Andy came up to Ollie from behind and patted him on the back.
        “Good work, guys,” he said, without even so much as a glance at Tabby. “Let’s move out.”
        
        Ducking out through the doorway into the old hallway, Tabby felt a wave of upset annoyance; she had never been one to expect sympathy, but since their lip-on-lip encounter Andy had been extremely distant from her; so much so that he didn't seem to care that she'd just almost been choked by an evil spirit. On the contrary, he was now chatting happily away behind her with Ollie. Not one word of concern… She felt foolish as the scene she had subconsciously longed for burst in front of her eyes; images of his warm, reassuring arms around her turned to dust and were carried away into the darkness.
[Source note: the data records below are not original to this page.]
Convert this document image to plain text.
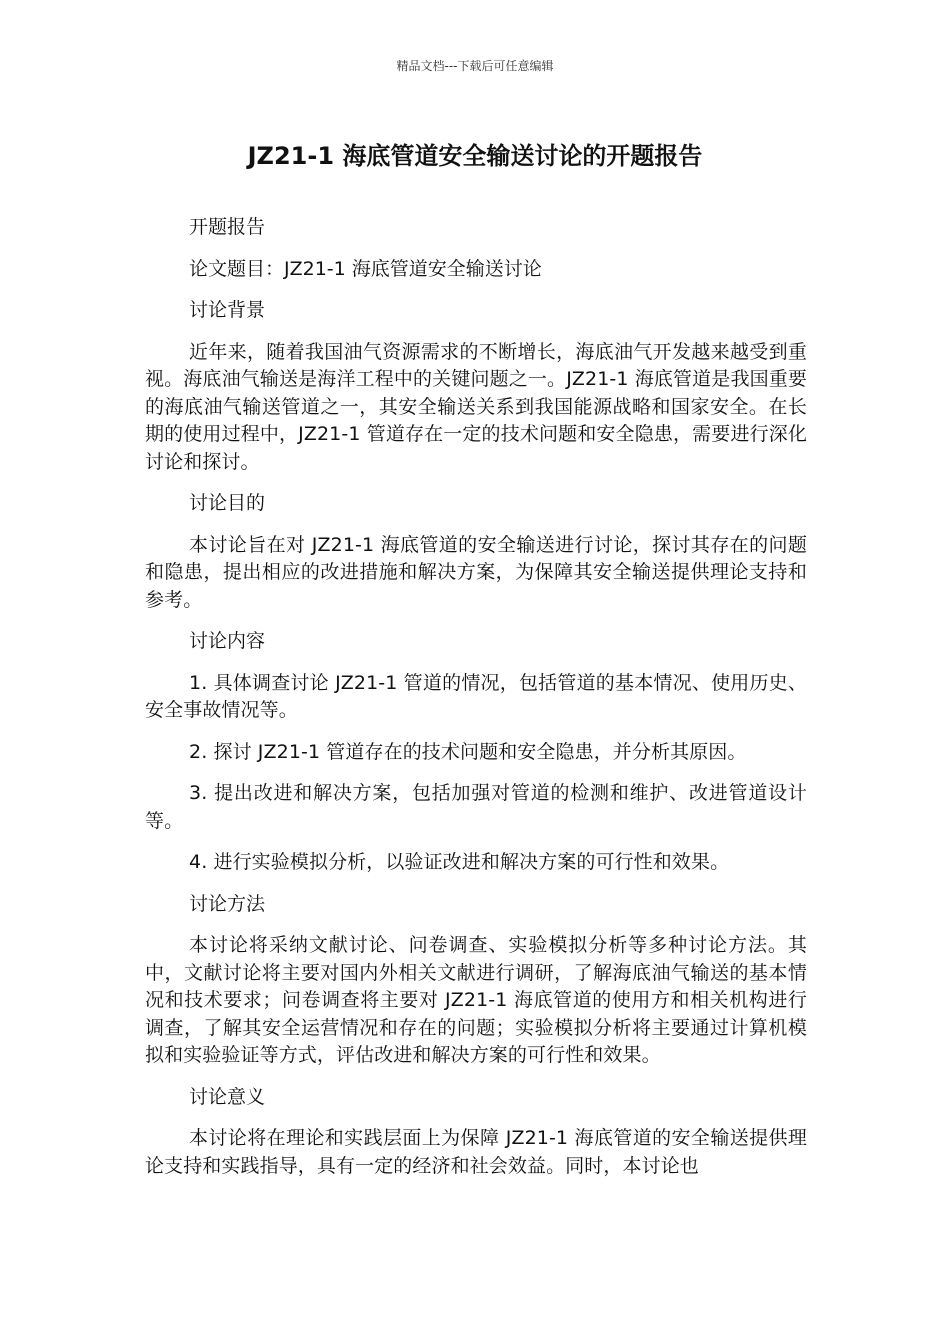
精品文档---下载后可任意编辑
JZ21-1 海底管道安全输送讨论的开题报告

开题报告

论文题目：JZ21-1 海底管道安全输送讨论

讨论背景

近年来，随着我国油气资源需求的不断增长，海底油气开发越来越受到重视。海底油气输送是海洋工程中的关键问题之一。JZ21-1 海底管道是我国重要的海底油气输送管道之一，其安全输送关系到我国能源战略和国家安全。在长期的使用过程中，JZ21-1 管道存在一定的技术问题和安全隐患，需要进行深化讨论和探讨。

讨论目的

本讨论旨在对 JZ21-1 海底管道的安全输送进行讨论，探讨其存在的问题和隐患，提出相应的改进措施和解决方案，为保障其安全输送提供理论支持和参考。

讨论内容

1. 具体调查讨论 JZ21-1 管道的情况，包括管道的基本情况、使用历史、安全事故情况等。

2. 探讨 JZ21-1 管道存在的技术问题和安全隐患，并分析其原因。

3. 提出改进和解决方案，包括加强对管道的检测和维护、改进管道设计等。

4. 进行实验模拟分析，以验证改进和解决方案的可行性和效果。

讨论方法

本讨论将采纳文献讨论、问卷调查、实验模拟分析等多种讨论方法。其中，文献讨论将主要对国内外相关文献进行调研，了解海底油气输送的基本情况和技术要求；问卷调查将主要对 JZ21-1 海底管道的使用方和相关机构进行调查，了解其安全运营情况和存在的问题；实验模拟分析将主要通过计算机模拟和实验验证等方式，评估改进和解决方案的可行性和效果。

讨论意义

本讨论将在理论和实践层面上为保障 JZ21-1 海底管道的安全输送提供理论支持和实践指导，具有一定的经济和社会效益。同时，本讨论也
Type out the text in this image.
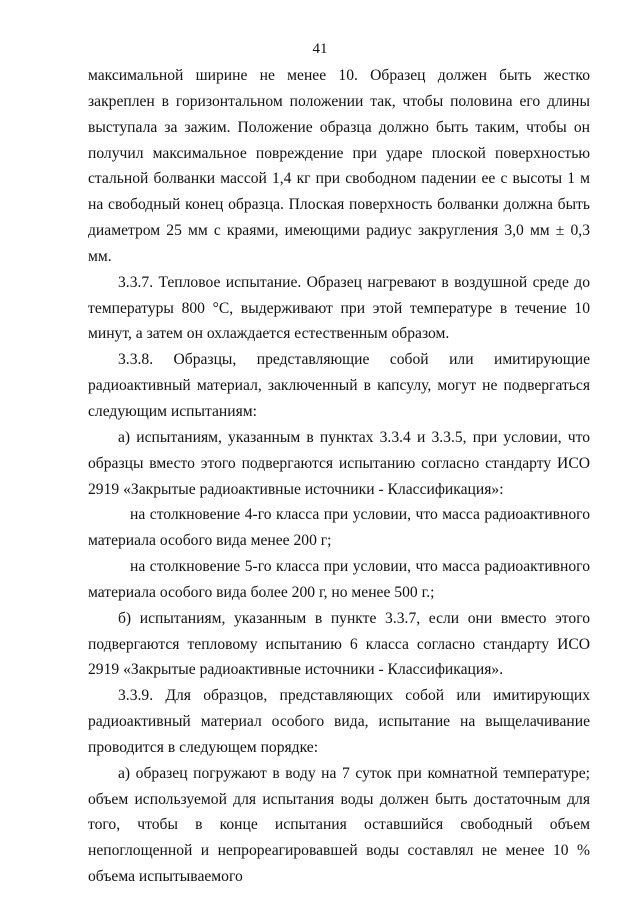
41

максимальной ширине не менее 10. Образец должен быть жестко закреплен в горизонтальном положении так, чтобы половина его длины выступала за зажим. Положение образца должно быть таким, чтобы он получил максимальное повреждение при ударе плоской поверхностью стальной болванки массой 1,4 кг при свободном падении ее с высоты 1 м на свободный конец образца. Плоская поверхность болванки должна быть диаметром 25 мм с краями, имеющими радиус закругления 3,0 мм ± 0,3 мм.

3.3.7. Тепловое испытание. Образец нагревают в воздушной среде до температуры 800 °С, выдерживают при этой температуре в течение 10 минут, а затем он охлаждается естественным образом.

3.3.8. Образцы, представляющие собой или имитирующие радиоактивный материал, заключенный в капсулу, могут не подвергаться следующим испытаниям:

а) испытаниям, указанным в пунктах 3.3.4 и 3.3.5, при условии, что образцы вместо этого подвергаются испытанию согласно стандарту ИСО 2919 «Закрытые радиоактивные источники - Классификация»:

на столкновение 4-го класса при условии, что масса радиоактивного материала особого вида менее 200 г;

на столкновение 5-го класса при условии, что масса радиоактивного материала особого вида более 200 г, но менее 500 г.;

б) испытаниям, указанным в пункте 3.3.7, если они вместо этого подвергаются тепловому испытанию 6 класса согласно стандарту ИСО 2919 «Закрытые радиоактивные источники - Классификация».

3.3.9. Для образцов, представляющих собой или имитирующих радиоактивный материал особого вида, испытание на выщелачивание проводится в следующем порядке:

а) образец погружают в воду на 7 суток при комнатной температуре; объем используемой для испытания воды должен быть достаточным для того, чтобы в конце испытания оставшийся свободный объем непоглощенной и непрореагировавшей воды составлял не менее 10 % объема испытываемого
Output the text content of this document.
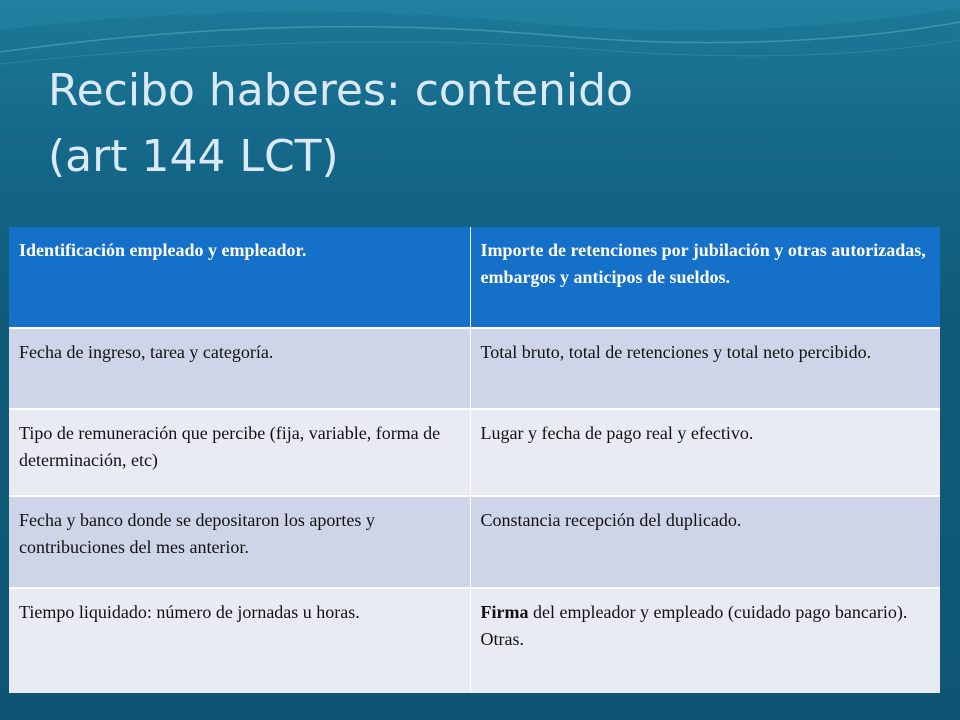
Recibo haberes: contenido
(art 144 LCT)
Identificación empleado y empleador.	Importe de retenciones por jubilación y otras autorizadas, embargos y anticipos de sueldos.
Fecha de ingreso, tarea y categoría.	Total bruto, total de retenciones y total neto percibido.
Tipo de remuneración que percibe (fija, variable, forma de determinación, etc)	Lugar y fecha de pago real y efectivo.
Fecha y banco donde se depositaron los aportes y contribuciones del mes anterior.	Constancia recepción del duplicado.
Tiempo liquidado: número de jornadas u horas.	Firma del empleador y empleado (cuidado pago bancario).
Otras.
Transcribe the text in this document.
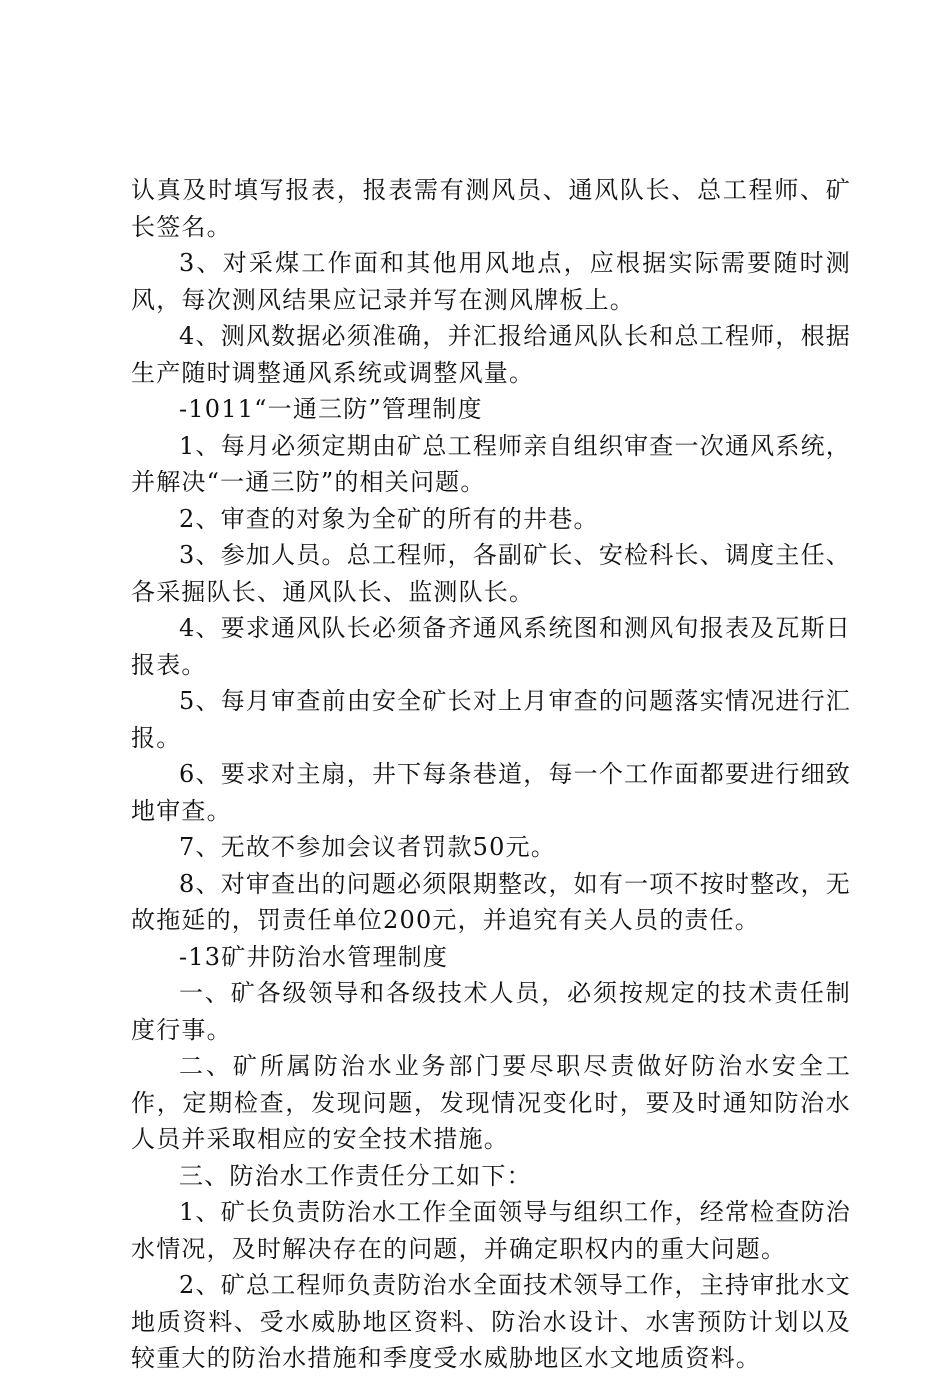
认真及时填写报表，报表需有测风员、通风队长、总工程师、矿长签名。

3、对采煤工作面和其他用风地点，应根据实际需要随时测风，每次测风结果应记录并写在测风牌板上。

4、测风数据必须准确，并汇报给通风队长和总工程师，根据生产随时调整通风系统或调整风量。

-1011“一通三防”管理制度

1、每月必须定期由矿总工程师亲自组织审查一次通风系统，并解决“一通三防”的相关问题。

2、审查的对象为全矿的所有的井巷。

3、参加人员。总工程师，各副矿长、安检科长、调度主任、各采掘队长、通风队长、监测队长。

4、要求通风队长必须备齐通风系统图和测风旬报表及瓦斯日报表。

5、每月审查前由安全矿长对上月审查的问题落实情况进行汇报。

6、要求对主扇，井下每条巷道，每一个工作面都要进行细致地审查。

7、无故不参加会议者罚款50元。

8、对审查出的问题必须限期整改，如有一项不按时整改，无故拖延的，罚责任单位200元，并追究有关人员的责任。

-13矿井防治水管理制度

一、矿各级领导和各级技术人员，必须按规定的技术责任制度行事。

二、矿所属防治水业务部门要尽职尽责做好防治水安全工作，定期检查，发现问题，发现情况变化时，要及时通知防治水人员并采取相应的安全技术措施。

三、防治水工作责任分工如下：

1、矿长负责防治水工作全面领导与组织工作，经常检查防治水情况，及时解决存在的问题，并确定职权内的重大问题。

2、矿总工程师负责防治水全面技术领导工作，主持审批水文地质资料、受水威胁地区资料、防治水设计、水害预防计划以及较重大的防治水措施和季度受水威胁地区水文地质资料。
Maybe he thought I was overreacting like a baby…
        Comfortingly though, despite her disappointment, she could hear birds singing outside as her pulse returned to normal. The clouds must have cleared; the patch of light cast on the rotting wooden floorboards was golden, and she smiled. It would feel so good to be out in the fresh air again, and she found herself longing to be drenched in that warm glow.

        But nothing could prepare her for the splintering crack that threw her helpless body to the floor a second later.